München * Der am ersten Revolutionstag (7. November) in München entstandene Zentralarbeiterrat hat sich aus dem im Mathäserbräu gewählten Arbeiterrat entwickelt. Er ist gleichbedeutend mit dem Revolutionären Arbeiterrat, der umgehend die Organisation von Betriebsräten in München ergreift.

Die Münchner Betriebsräte gaben sich eine Geschäftsordnung und wählten ihren eigenen Münchner Arbeiterrat. Dieser wird von Gewerkschaftsführern geleitet. Er beansprucht für sich die legitime Vertretung des Münchner Proletariats zu sein.
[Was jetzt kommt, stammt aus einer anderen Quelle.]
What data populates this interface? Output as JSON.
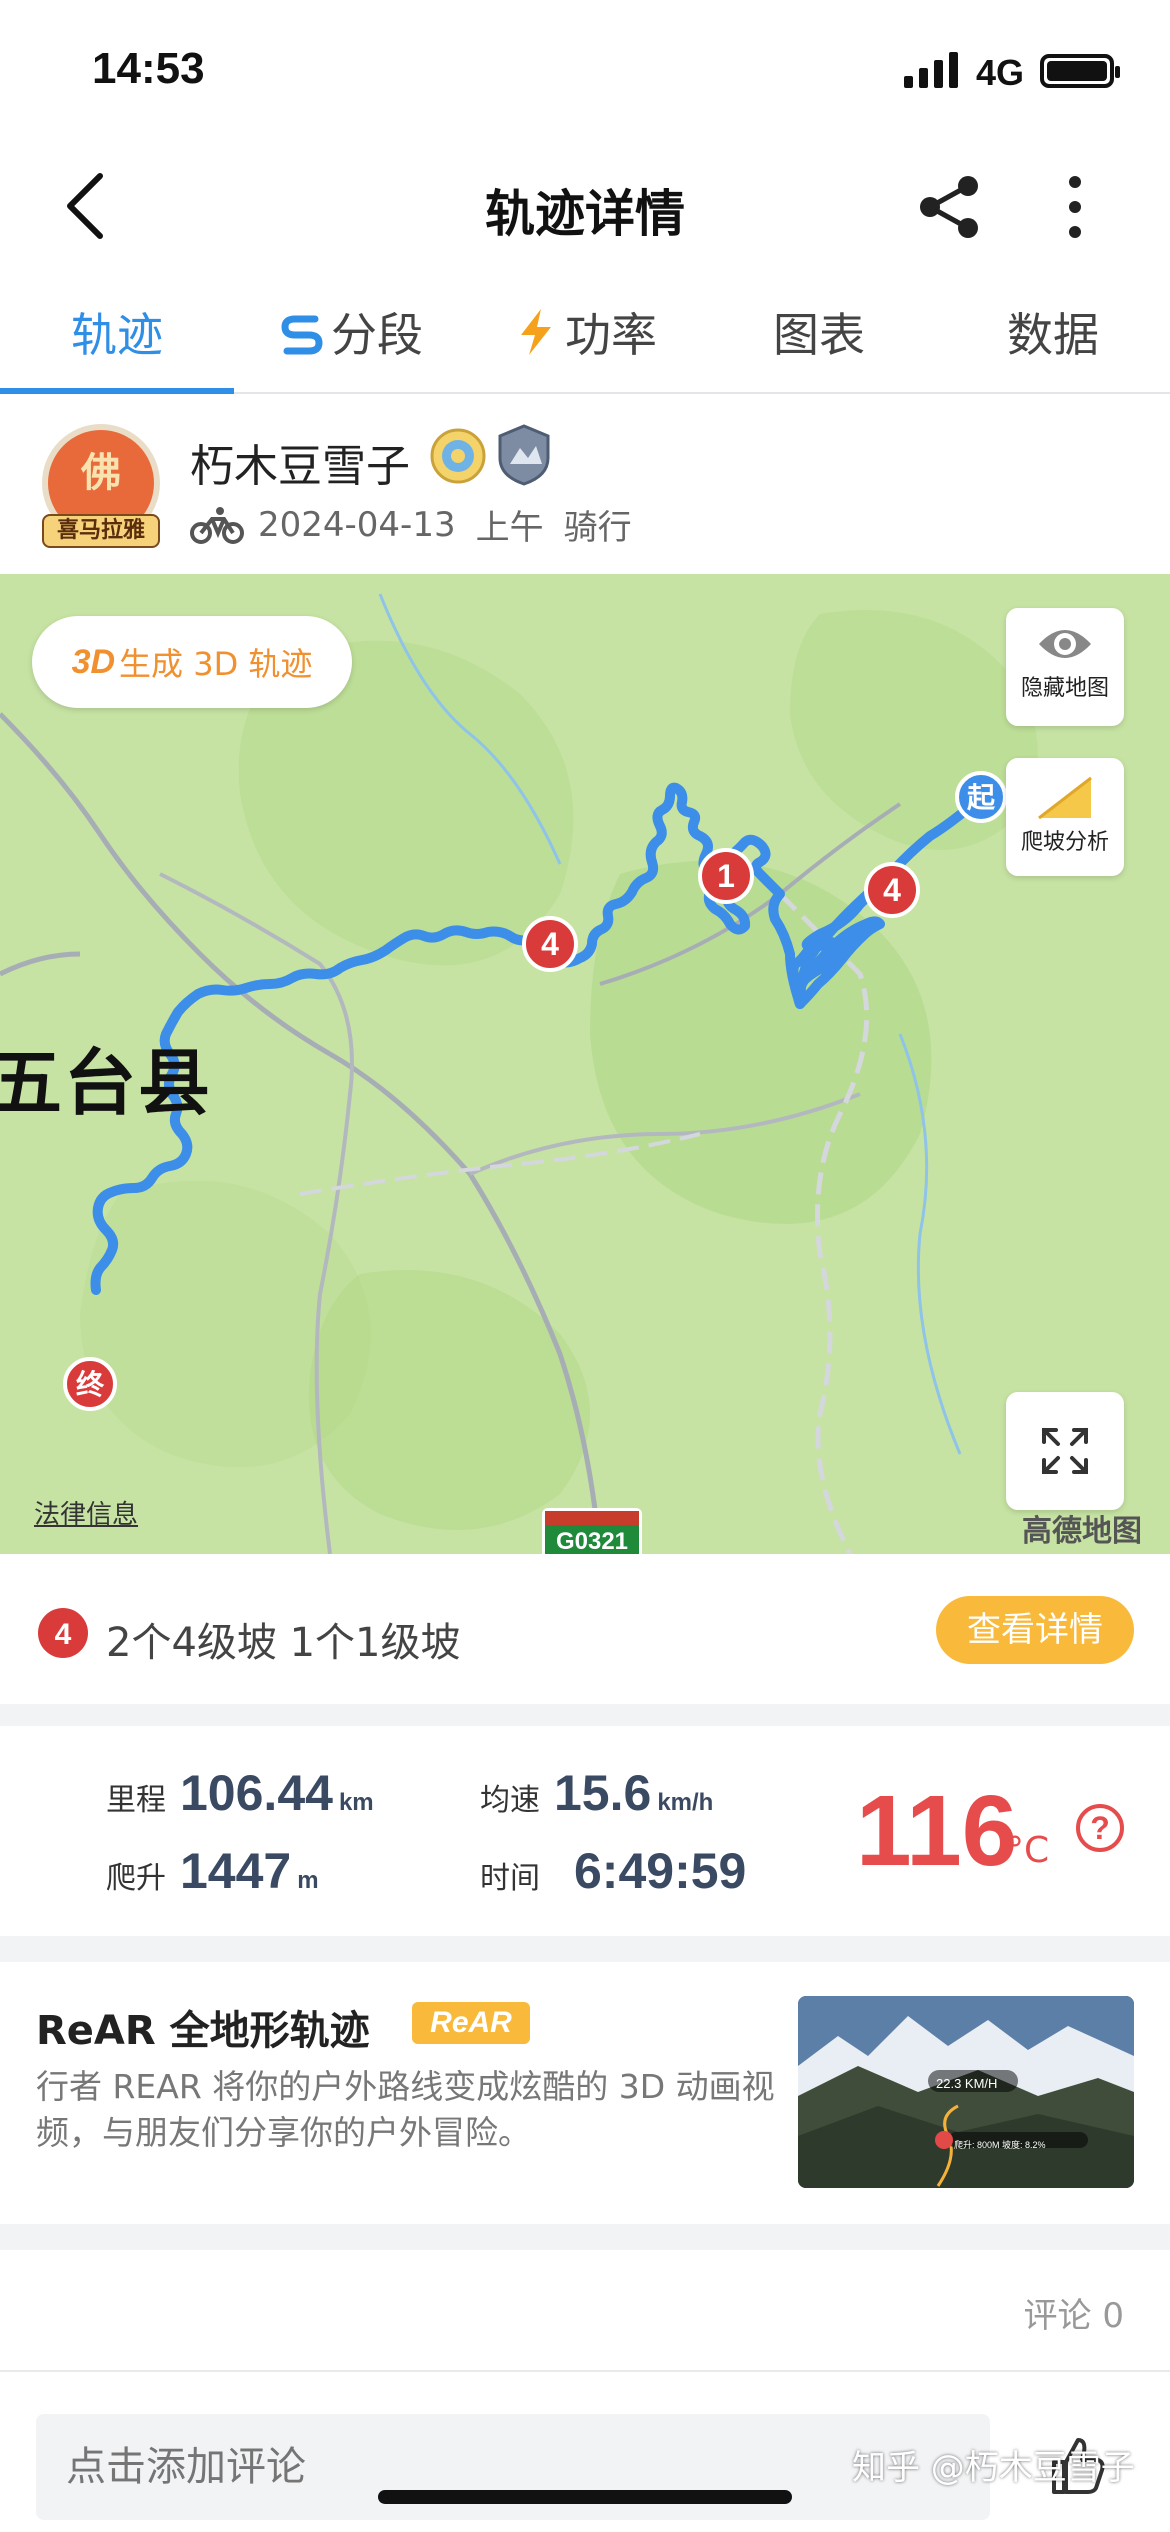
{
  "status": {
    "time": "14:53",
    "network": "4G"
  },
  "nav": {
    "title": "轨迹详情"
  },
  "tabs": [
    {
      "label": "轨迹",
      "icon": ""
    },
    {
      "label": "分段",
      "icon": "segment-icon"
    },
    {
      "label": "功率",
      "icon": "lightning-icon"
    },
    {
      "label": "图表",
      "icon": ""
    },
    {
      "label": "数据",
      "icon": ""
    }
  ],
  "user": {
    "name": "朽木豆雪子",
    "avatar_char": "佛",
    "avatar_badge": "喜马拉雅",
    "date": "2024-04-13",
    "period": "上午",
    "activity": "骑行"
  },
  "map": {
    "btn3d_prefix": "3D",
    "btn3d_label": "生成 3D 轨迹",
    "hide_map": "隐藏地图",
    "climb_analysis": "爬坡分析",
    "place_name": "五台县",
    "start_marker": "起",
    "end_marker": "终",
    "climb_markers": [
      "1",
      "4",
      "4"
    ],
    "legal": "法律信息",
    "provider": "高德地图",
    "road": "G0321",
    "colors": {
      "route": "#3c8ee8",
      "terrain": "#c6e3a3",
      "marker": "#d93a3a"
    }
  },
  "climb": {
    "badge": "4",
    "summary": "2个4级坡 1个1级坡",
    "detail_button": "查看详情"
  },
  "stats": {
    "distance": {
      "label": "里程",
      "value": "106.44",
      "unit": "km"
    },
    "speed": {
      "label": "均速",
      "value": "15.6",
      "unit": "km/h"
    },
    "climb": {
      "label": "爬升",
      "value": "1447",
      "unit": "m"
    },
    "time": {
      "label": "时间",
      "value": "6:49:59"
    },
    "temperature": {
      "value": "116",
      "unit": "°C"
    }
  },
  "rear": {
    "title": "ReAR 全地形轨迹",
    "badge": "ReAR",
    "desc": "行者 REAR 将你的户外路线变成炫酷的 3D 动画视频，与朋友们分享你的户外冒险。",
    "thumb_speed": "22.3 KM/H",
    "thumb_info": "爬升: 800M 坡度: 8.2%"
  },
  "comments": {
    "count_label": "评论 0",
    "placeholder": "点击添加评论"
  },
  "watermark": "知乎 @朽木豆雪子"
}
An diesem 14. November zwingt der Münchner Arbeiterrat den Revolutionären Arbeiterrat zur Annahme der nachstehenden Forderungen:

  • Die Mitgliederzahl des Revolutionären Arbeiterrats ist auf fünfzig zu beschränken.
  • Der Revolutionäre Arbeiterrat wird sich mit den 550 Vertretern des Münchner Arbeiterrats zusammenschließen.
  • Diese vereinigte Körperschaft wird dann einen neuen Zentralarbeiterrat wählen; von dessen fünfzig Mitgliedern darf der Revolutionäre Arbeiterrat zehn bestimmen.

Innerhalb der Arbeiterräte in München bilden die Revolutionäre nunmehr eine Minderheit. 

15. April 1919
Von der Eichstätter Willibaldsburg ins Zuchthaus Ebrach

Eichstätt - Ebrach * Die von der Republikanischen Schutztruppe im Wittelsbacher Palais festgenommenen Personen, darunter der Münchner Arbeiterrat Erich Mühsam, werden von der Eichstätter Willibaldsburg ins Zuchthaus Ebrach gebracht und dort in Isolierhaft verwahrt.